ALEX BRUMMER: Rolls scrambles to safety… but civilian aerospace is not going to recover while the pandemic persists
Early on in the pandemic, the Chancellor Rishi Sunak was adamant that there would be no bail-outs for firms which had other options.
Virgin Atlantic and other supplicants seeking funds were told to exhaust all possibilities, including rich proprietors.
The wealthy backer for Britain’s top-ranked engineering and aerospace firms BAE and Rolls-Royce is HMG. It was inconceivable that any British government could allow Rolls-Royce to tip into insolvency.
Long-haul: Civilian aerospace is not going to repair itself while the pandemic persists, so immediate hopes of ramping up flying hours are out of the question
But when the share price touched 104p on October 2, it looked like panic stations. The landing strip now seems a great deal clearer.
Rolls-Royce was finally able to engage in self-help through a deeply discounted but underwritten rights issue to existing investors, and a new corporate bond, after the Government stepped in with loan guarantees.
Civilian aerospace is not going to repair itself while the pandemic persists, so immediate hopes of ramping up flying hours are out of the question. Rolls-Royce has maintained that the key to bolstering it through difficult times is to get behind new projects.
The unleashing of the PwC report on Britain’s next generation Tempest fighter, to be developed in conjunction with Sweden and Italy, is a big step forward for the aerospace sector.
PwC estimates it could generate £25.3billion in value and create 20,000 jobs. Britain has already committed £2billion to getting Tempest done and that is a lifeline to both BAE and Rolls.
The defence of Britain and the arms industry is one of the few certainties in an uncertain world.

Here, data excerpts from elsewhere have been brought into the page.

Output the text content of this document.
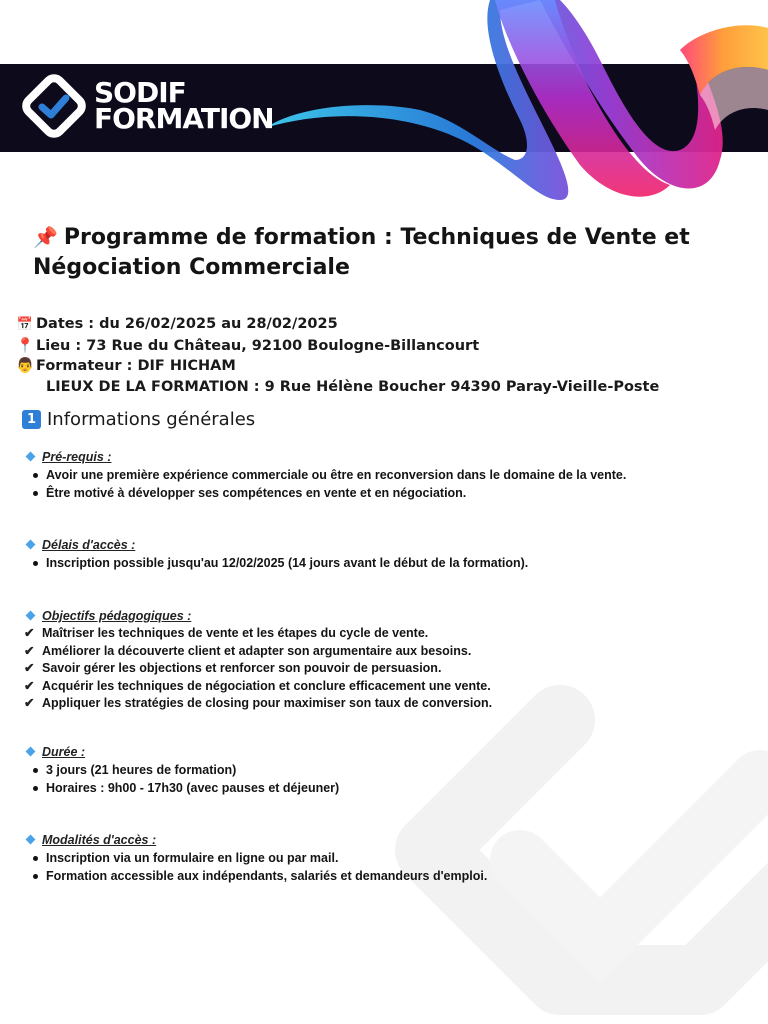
SODIF
FORMATION
📌 Programme de formation : Techniques de Vente et Négociation Commerciale
📅 Dates : du 26/02/2025 au 28/02/2025
📍 Lieu : 73 Rue du Château, 92100 Boulogne-Billancourt
👨 Formateur : DIF HICHAM
LIEUX DE LA FORMATION : 9 Rue Hélène Boucher 94390 Paray-Vieille-Poste
1 Informations générales
Pré-requis :
Avoir une première expérience commerciale ou être en reconversion dans le domaine de la vente.
Être motivé à développer ses compétences en vente et en négociation.
Délais d'accès :
Inscription possible jusqu'au 12/02/2025 (14 jours avant le début de la formation).
Objectifs pédagogiques :
✔ Maîtriser les techniques de vente et les étapes du cycle de vente.
✔ Améliorer la découverte client et adapter son argumentaire aux besoins.
✔ Savoir gérer les objections et renforcer son pouvoir de persuasion.
✔ Acquérir les techniques de négociation et conclure efficacement une vente.
✔ Appliquer les stratégies de closing pour maximiser son taux de conversion.
Durée :
3 jours (21 heures de formation)
Horaires : 9h00 - 17h30 (avec pauses et déjeuner)
Modalités d'accès :
Inscription via un formulaire en ligne ou par mail.
Formation accessible aux indépendants, salariés et demandeurs d'emploi.
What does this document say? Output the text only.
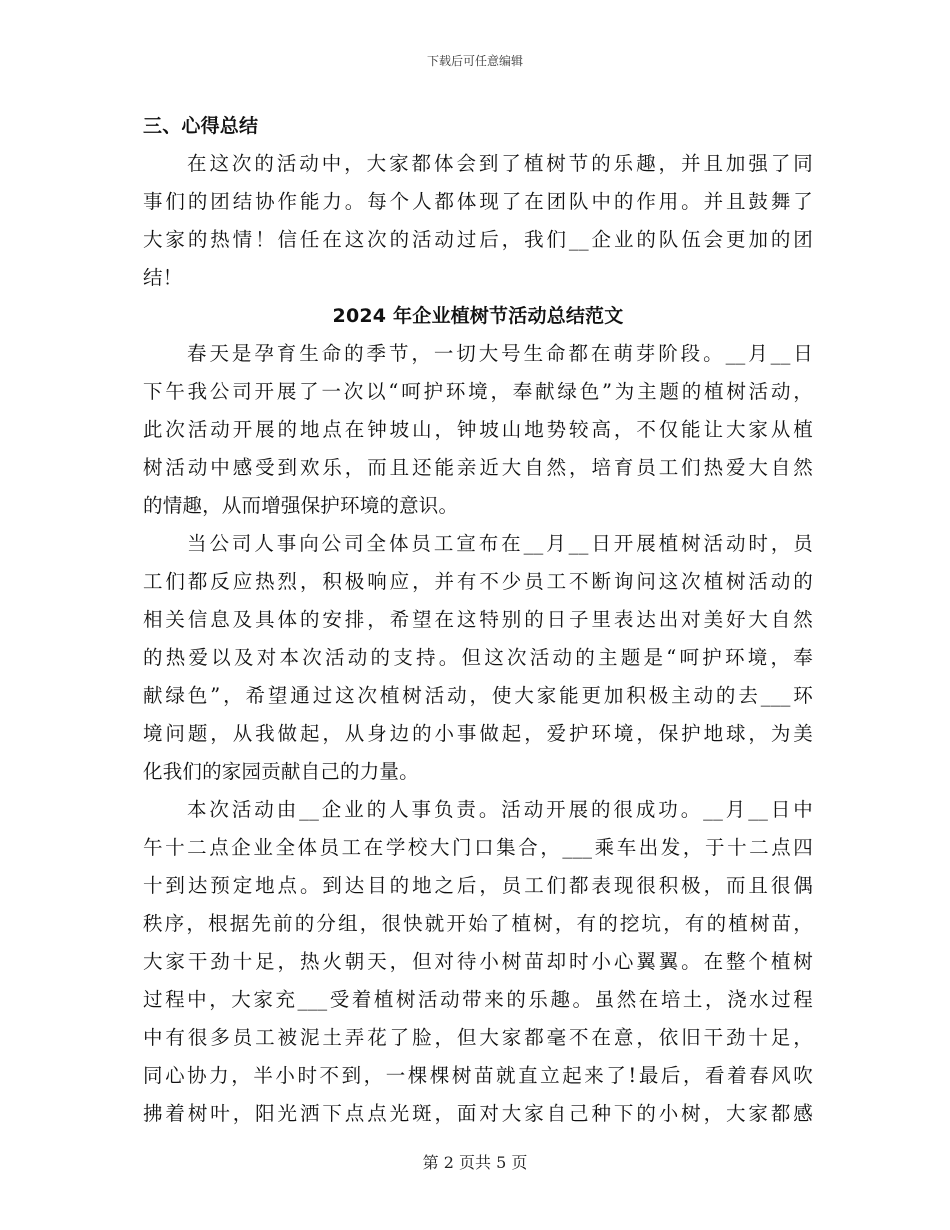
下载后可任意编辑
三、心得总结
在这次的活动中，大家都体会到了植树节的乐趣，并且加强了同
事们的团结协作能力。每个人都体现了在团队中的作用。并且鼓舞了
大家的热情！信任在这次的活动过后，我们__企业的队伍会更加的团
结！
2024 年企业植树节活动总结范文
春天是孕育生命的季节，一切大号生命都在萌芽阶段。__月__日
下午我公司开展了一次以“呵护环境，奉献绿色”为主题的植树活动，
此次活动开展的地点在钟坡山，钟坡山地势较高，不仅能让大家从植
树活动中感受到欢乐，而且还能亲近大自然，培育员工们热爱大自然
的情趣，从而增强保护环境的意识。
当公司人事向公司全体员工宣布在__月__日开展植树活动时，员
工们都反应热烈，积极响应，并有不少员工不断询问这次植树活动的
相关信息及具体的安排，希望在这特别的日子里表达出对美好大自然
的热爱以及对本次活动的支持。但这次活动的主题是“呵护环境，奉
献绿色”，希望通过这次植树活动，使大家能更加积极主动的去___环
境问题，从我做起，从身边的小事做起，爱护环境，保护地球，为美
化我们的家园贡献自己的力量。
本次活动由__企业的人事负责。活动开展的很成功。__月__日中
午十二点企业全体员工在学校大门口集合，___乘车出发，于十二点四
十到达预定地点。到达目的地之后，员工们都表现很积极，而且很偶
秩序，根据先前的分组，很快就开始了植树，有的挖坑，有的植树苗，
大家干劲十足，热火朝天，但对待小树苗却时小心翼翼。在整个植树
过程中，大家充___受着植树活动带来的乐趣。虽然在培土，浇水过程
中有很多员工被泥土弄花了脸，但大家都毫不在意，依旧干劲十足，
同心协力，半小时不到，一棵棵树苗就直立起来了!最后，看着春风吹
拂着树叶，阳光洒下点点光斑，面对大家自己种下的小树，大家都感
第 2 页共 5 页
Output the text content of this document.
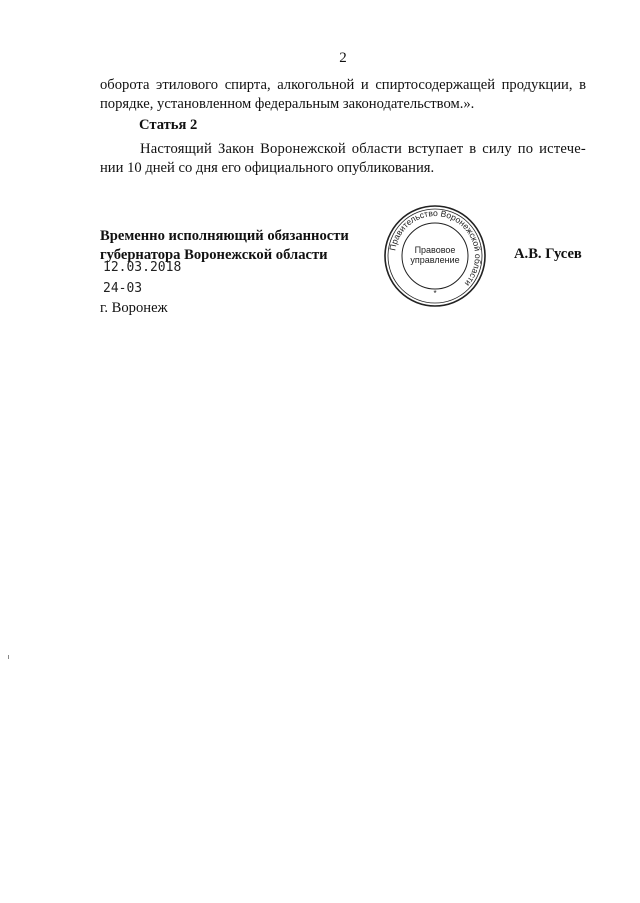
2
оборота этилового спирта, алкогольной и спиртосодержащей продукции, в
порядке, установленном федеральным законодательством.».
Статья 2
Настоящий Закон Воронежской области вступает в силу по истече-
нии 10 дней со дня его официального опубликования.
Временно исполняющий обязанности
губернатора Воронежской области
12.03.2018
24-03
г. Воронеж
Правительство Воронежской области
*
Правовое
управление	А.В. Гусев
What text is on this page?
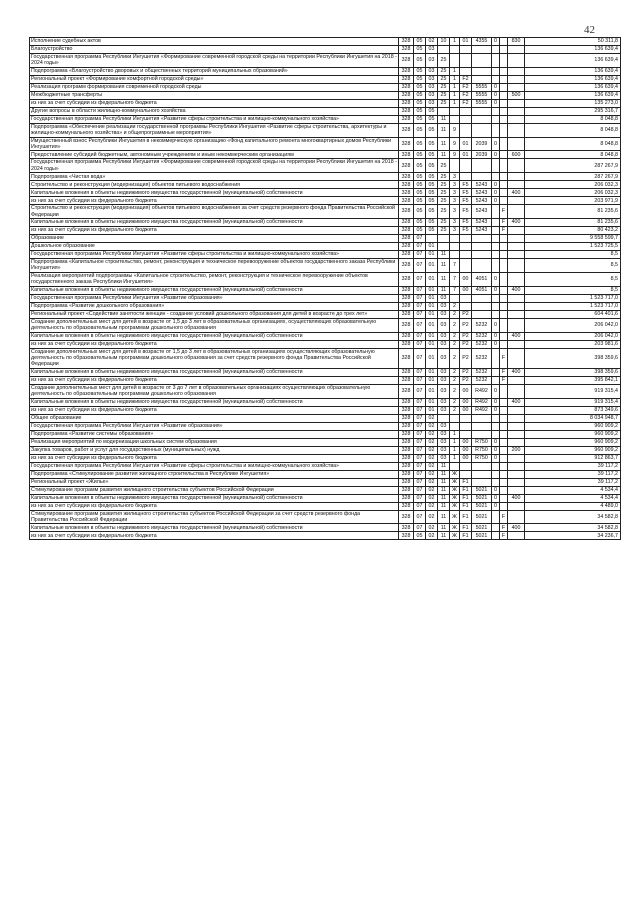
42
Исполнение судебных актов	328	05	02	10	1	01	4355	0		830	50 311,8
Благоустройство	328	05	03								136 639,4
Государственная программа Республики Ингушетия «Формирование современной городской среды на территории Республики Ингушетия на 2018 - 2024 годы»	328	05	03	25							136 639,4
Подпрограмма «Благоустройство дворовых и общественных территорий муниципальных образований»	328	05	03	25	1						136 639,4
Региональный проект «Формирование комфортной городской среды»	328	05	03	25	1	F2					136 639,4
Реализация программ формирования современной городской среды	328	05	03	25	1	F2	5555	0			136 639,4
Межбюджетные трансферты	328	05	03	25	1	F2	5555	0		500	136 639,4
из них за счет субсидии из федерального бюджета	328	05	03	25	1	F2	5555	0			135 273,0
Другие вопросы в области жилищно-коммунального хозяйства	328	05	05								295 316,7
Государственная программа Республики Ингушетия «Развитие сферы строительства и жилищно-коммунального хозяйства»	328	05	05	11							8 048,8
Подпрограмма «Обеспечение реализации государственной программы Республики Ингушетия «Развитие сферы строительства, архитектуры и жилищно-коммунального хозяйства» и общепрограммные мероприятия»	328	05	05	11	9						8 048,8
Имущественный взнос Республики Ингушетия в некоммерческую организацию «Фонд капитального ремонта многоквартирных домов Республики Ингушетия»	328	05	05	11	9	01	2039	0			8 048,8
Предоставление субсидий бюджетным, автономным учреждениям и иным некоммерческим организациям	328	05	05	11	9	01	2039	0		600	8 048,8
Государственная программа Республики Ингушетия «Формирование современной городской среды на территории Республики Ингушетия на 2018 - 2024 годы»	328	05	05	25							287 267,9
Подпрограмма «Чистая вода»	328	05	05	25	3						287 267,9
Строительство и реконструкция (модернизация) объектов питьевого водоснабжения	328	05	05	25	3	F5	5243	0			206 032,3
Капитальные вложения в объекты недвижимого имущества государственной (муниципальной) собственности	328	05	05	25	3	F5	5243	0		400	206 032,3
из них за счет субсидии из федерального бюджета	328	05	05	25	3	F5	5243	0			203 971,9
Строительство и реконструкция (модернизация) объектов питьевого водоснабжения за счет средств резервного фонда Правительства Российской Федерации	328	05	05	25	3	F5	5243		F		81 235,6
Капитальные вложения в объекты недвижимого имущества государственной (муниципальной) собственности	328	05	05	25	3	F5	5243		F	400	81 235,6
из них за счет субсидии из федерального бюджета	328	05	05	25	3	F5	5243		F		80 423,2
Образование	328	07									9 558 599,7
Дошкольное образование	328	07	01								1 523 725,5
Государственная программа Республики Ингушетия «Развитие сферы строительства и жилищно-коммунального хозяйства»	328	07	01	11							8,5
Подпрограмма «Капитальное строительство, ремонт, реконструкция и техническое перевооружение объектов государственного заказа Республики Ингушетия»	328	07	01	11	7						8,5
Реализация мероприятий подпрограммы «Капитальное строительство, ремонт, реконструкция и техническое перевооружение объектов государственного заказа Республики Ингушетия»	328	07	01	11	7	00	4051	0			8,5
Капитальные вложения в объекты недвижимого имущества государственной (муниципальной) собственности	328	07	01	11	7	00	4051	0		400	8,5
Государственная программа Республики Ингушетия «Развитие образования»	328	07	01	03							1 523 717,0
Подпрограмма «Развитие дошкольного образования»	328	07	01	03	2						1 523 717,0
Региональный проект «Содействие занятости женщин - создание условий дошкольного образования для детей в возрасте до трех лет»	328	07	01	03	2	P2					604 401,6
Создание дополнительных мест для детей в возрасте от 1,5 до 3 лет в образовательных организациях, осуществляющих образовательную деятельность по образовательным программам дошкольного образования	328	07	01	03	2	P2	5232	0			206 042,0
Капитальные вложения в объекты недвижимого имущества государственной (муниципальной) собственности	328	07	01	03	2	P2	5232	0		400	206 042,0
из них за счет субсидии из федерального бюджета	328	07	01	03	2	P2	5232	0			203 981,6
Создание дополнительных мест для детей в возрасте от 1,5 до 3 лет в образовательных организациях осуществляющих образовательную деятельность по образовательным программам дошкольного образования за счет средств резервного фонда Правительства Российской Федерации	328	07	01	03	2	P2	5232		F		398 359,6
Капитальные вложения в объекты недвижимого имущества государственной (муниципальной) собственности	328	07	01	03	2	P2	5232		F	400	398 359,6
из них за счет субсидии из федерального бюджета	328	07	01	03	2	P2	5232		F		395 842,1
Создание дополнительных мест для детей в возрасте от 3 до 7 лет в образовательных организациях осуществляющих образовательную деятельность по образовательным программам дошкольного образования	328	07	01	03	2	00	R492	0			919 315,4
Капитальные вложения в объекты недвижимого имущества государственной (муниципальной) собственности	328	07	01	03	2	00	R492	0		400	919 315,4
из них за счет субсидии из федерального бюджета	328	07	01	03	2	00	R492	0			873 349,6
Общее образование	328	07	02								8 034 948,7
Государственная программа Республики Ингушетия «Развитие образования»	328	07	02	03							960 909,2
Подпрограмма «Развитие системы образования»	328	07	02	03	1						960 909,2
Реализация мероприятий по модернизации школьных систем образования	328	07	02	03	1	00	R750	0			960 909,2
Закупка товаров, работ и услуг для государственных (муниципальных) нужд	328	07	02	03	1	00	R750	0		200	960 909,2
из них за счет субсидии из федерального бюджета	328	07	02	03	1	00	R750	0			912 863,7
Государственная программа Республики Ингушетия «Развитие сферы строительства и жилищно-коммунального хозяйства»	328	07	02	11							39 117,2
Подпрограмма «Стимулирование развития жилищного строительства в Республике Ингушетия»	328	07	02	11	Ж						39 117,2
Региональный проект «Жилье»	328	07	02	11	Ж	F1					39 117,2
Стимулирование программ развития жилищного строительства субъектов Российской Федерации	328	07	02	11	Ж	F1	5021	0			4 534,4
Капитальные вложения в объекты недвижимого имущества государственной (муниципальной) собственности	328	07	02	11	Ж	F1	5021	0		400	4 534,4
из них за счет субсидии из федерального бюджета	328	07	02	11	Ж	F1	5021	0			4 489,0
Стимулирование программ развития жилищного строительства субъектов Российской Федерации за счет средств резервного фонда Правительства Российской Федерации	328	07	02	11	Ж	F1	5021		F		34 582,8
Капитальные вложения в объекты недвижимого имущества государственной (муниципальной) собственности	328	07	02	11	Ж	F1	5021		F	400	34 582,8
из них за счет субсидии из федерального бюджета	328	05	02	11	Ж	F1	5021		F		34 236,7
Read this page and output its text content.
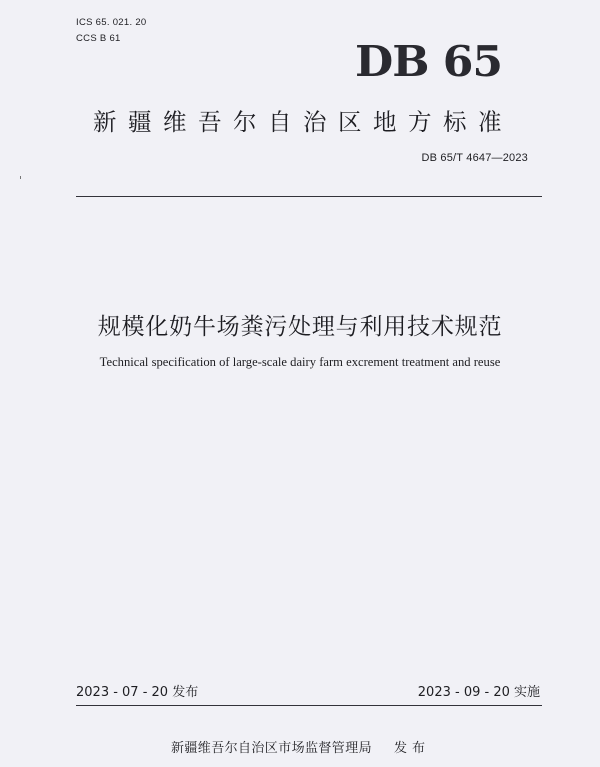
ICS 65. 021. 20

CCS B 61	DB 65

新疆维吾尔自治区地方标准

DB 65/T 4647—2023

规模化奶牛场粪污处理与利用技术规范

Technical specification of large-scale dairy farm excrement treatment and reuse

2023 - 07 - 20 发布	2023 - 09 - 20 实施

新疆维吾尔自治区市场监督管理局 发 布
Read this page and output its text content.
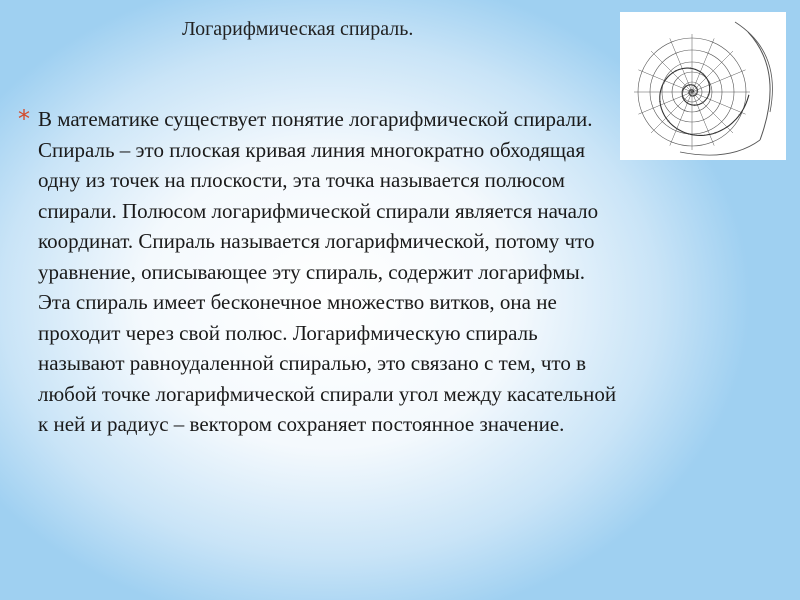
Логарифмическая спираль.
* В математике существует понятие логарифмической спирали. Спираль – это плоская кривая линия многократно обходящая одну из точек на плоскости, эта точка называется полюсом спирали. Полюсом логарифмической спирали является начало координат. Спираль называется логарифмической, потому что уравнение, описывающее эту спираль, содержит логарифмы. Эта спираль имеет бесконечное множество витков, она не проходит через свой полюс. Логарифмическую спираль называют равноудаленной спиралью, это связано с тем, что в любой точке логарифмической спирали угол между касательной к ней и радиус – вектором сохраняет постоянное значение.
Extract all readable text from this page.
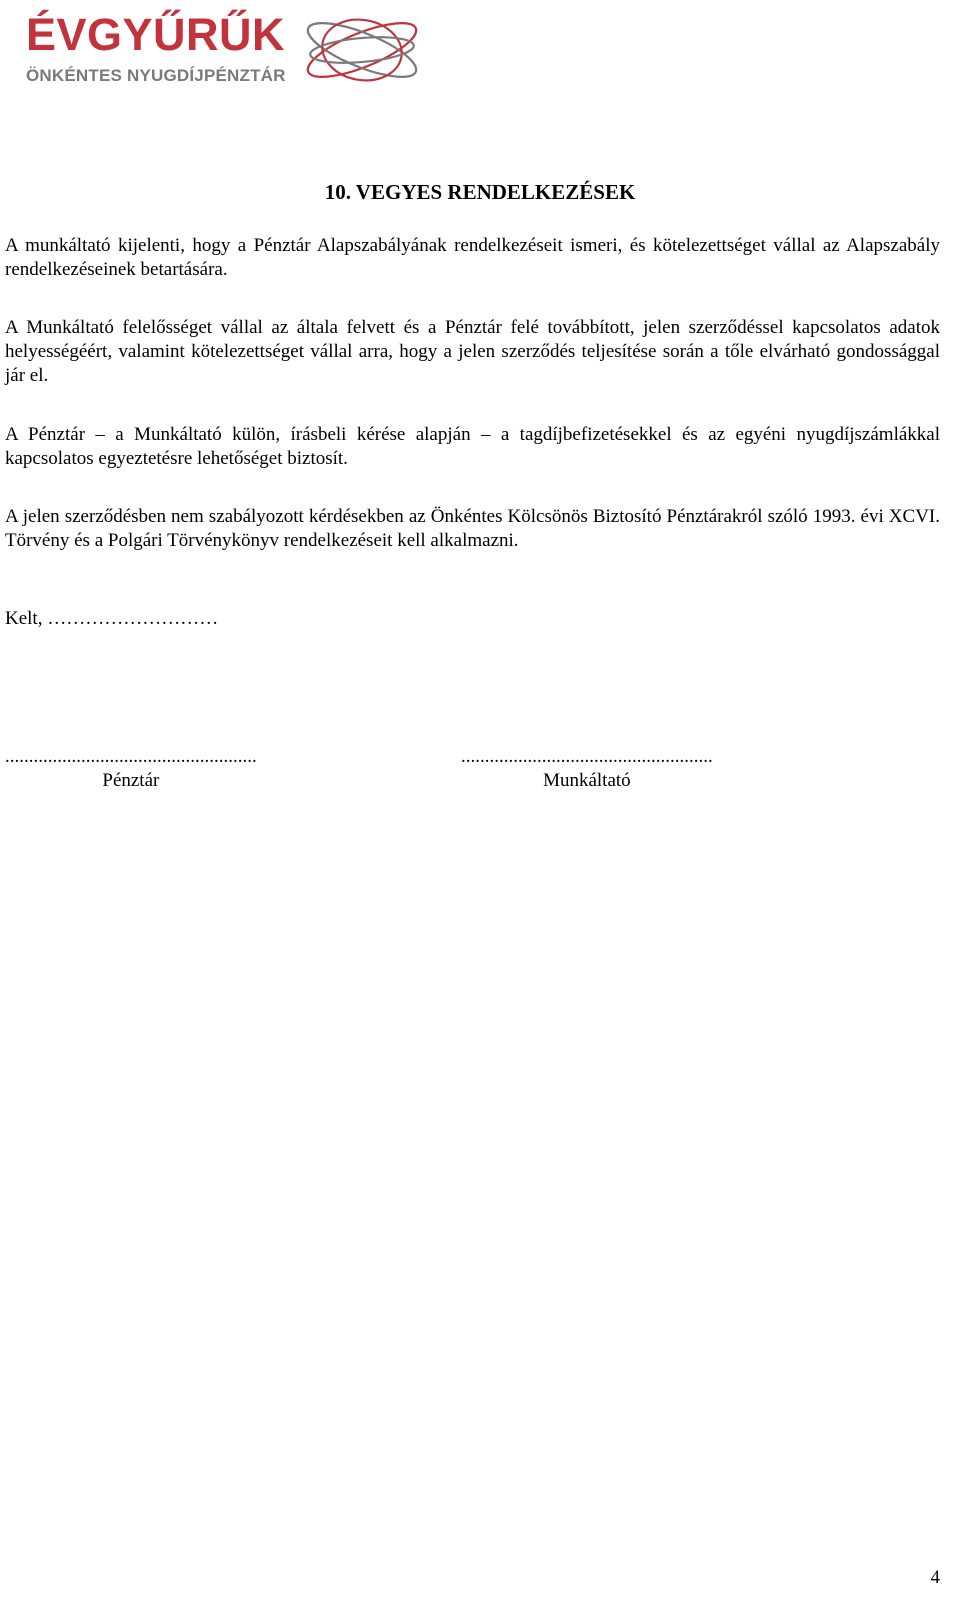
ÉVGYŰRŰK
ÖNKÉNTES NYUGDÍJPÉNZTÁR
10. VEGYES RENDELKEZÉSEK

A munkáltató kijelenti, hogy a Pénztár Alapszabályának rendelkezéseit ismeri, és kötelezettséget vállal az Alapszabály rendelkezéseinek betartására.

A Munkáltató felelősséget vállal az általa felvett és a Pénztár felé továbbított, jelen szerződéssel kapcsolatos adatok helyességéért, valamint kötelezettséget vállal arra, hogy a jelen szerződés teljesítése során a tőle elvárható gondossággal jár el.

A Pénztár – a Munkáltató külön, írásbeli kérése alapján – a tagdíjbefizetésekkel és az egyéni nyugdíjszámlákkal kapcsolatos egyeztetésre lehetőséget biztosít.

A jelen szerződésben nem szabályozott kérdésekben az Önkéntes Kölcsönös Biztosító Pénztárakról szóló 1993. évi XCVI. Törvény és a Polgári Törvénykönyv rendelkezéseit kell alkalmazni.

Kelt, ………………………
.....................................................
Pénztár
.....................................................
Munkáltató
4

The second prop in the Rolls-Royce armoury is the discovery in Whitehall of the Small Modular Reactor which became particularly relevant after Hitachi abandoned its nuclear commitment at Wylfa on Anglesey.
The prospect of £2billion being put behind a programme – touted by Rolls for several years – has reassured investors.
There was market evidence of this with the disclosure of a doubling to £2billion of its fund-raising bond offer, helped by a juicy coupon of 4.6 per cent.
Two years ago when Rolls had a decent credit rating, it paid just 0.875 per cent! It may also be comforting to know that if anything should go wrong, the Bank of England has the firepower to step in as a back stop buyer of corporate paper.
Down the hatch
What a grim moment for the beerage. No sooner than the brewers managed to return to some kind of normality after lockdown, along come new restrictions.
The threat is particularly hard for Britain’s army of small and craft brewers, many of which were excluded from the direct support of the hospitality sector. Some five million pints were simply poured away.
Not that conditions are much better for the bigger quoted enterprises. Marston’s is letting go of 2,150 workers currently on furlough.
The latest government guidance is scant reward for the extensive sanitation and social distancing measures taken by them and other pub chains.
Heineken is hit by a double whammy. It has spent £27million making its Star pubs Covid- compliant only to find that many will have to close their doors.
It also is being fined £2million by the Pubs Code Adjudicator for ‘serious’ breaches of the rules.
The measure was designed to protect landlords from rapacious brewers prevailing upon them to buy their own product rather than shop the market.
Heineken’s defence is that the code is poorly drawn and no numerical targets have been provided, which means the adjudicator makes up the penalties as it goes along.
Maybe. But a job description for tenants written by a Heineken compliance officer includes a stipulation that the pubs code is interpreted for the commercial benefit of Heineken.
That does not sound very neutral. Such breaches will not inspire sympathy for bigger brewers when they are most vulnerable.
Property IED
The assault on Westfield owner Unibail-Rodamco by French telecoms billionaire Xavier Niel is a straw in the wind.
The shopping centre group is loaded up with £22billion of debt dating from when it bought the upmarket Australian mall owner in 2018.
As we know from UK shopping park owners Hammerson, Intu, Land Securities et al, retail property values have been slashed by the pandemic.
The value of development properties will also be punished by further lockdowns.
As with past recessions, the ultimate bills for over-lending to property could end up with the banks. Scary.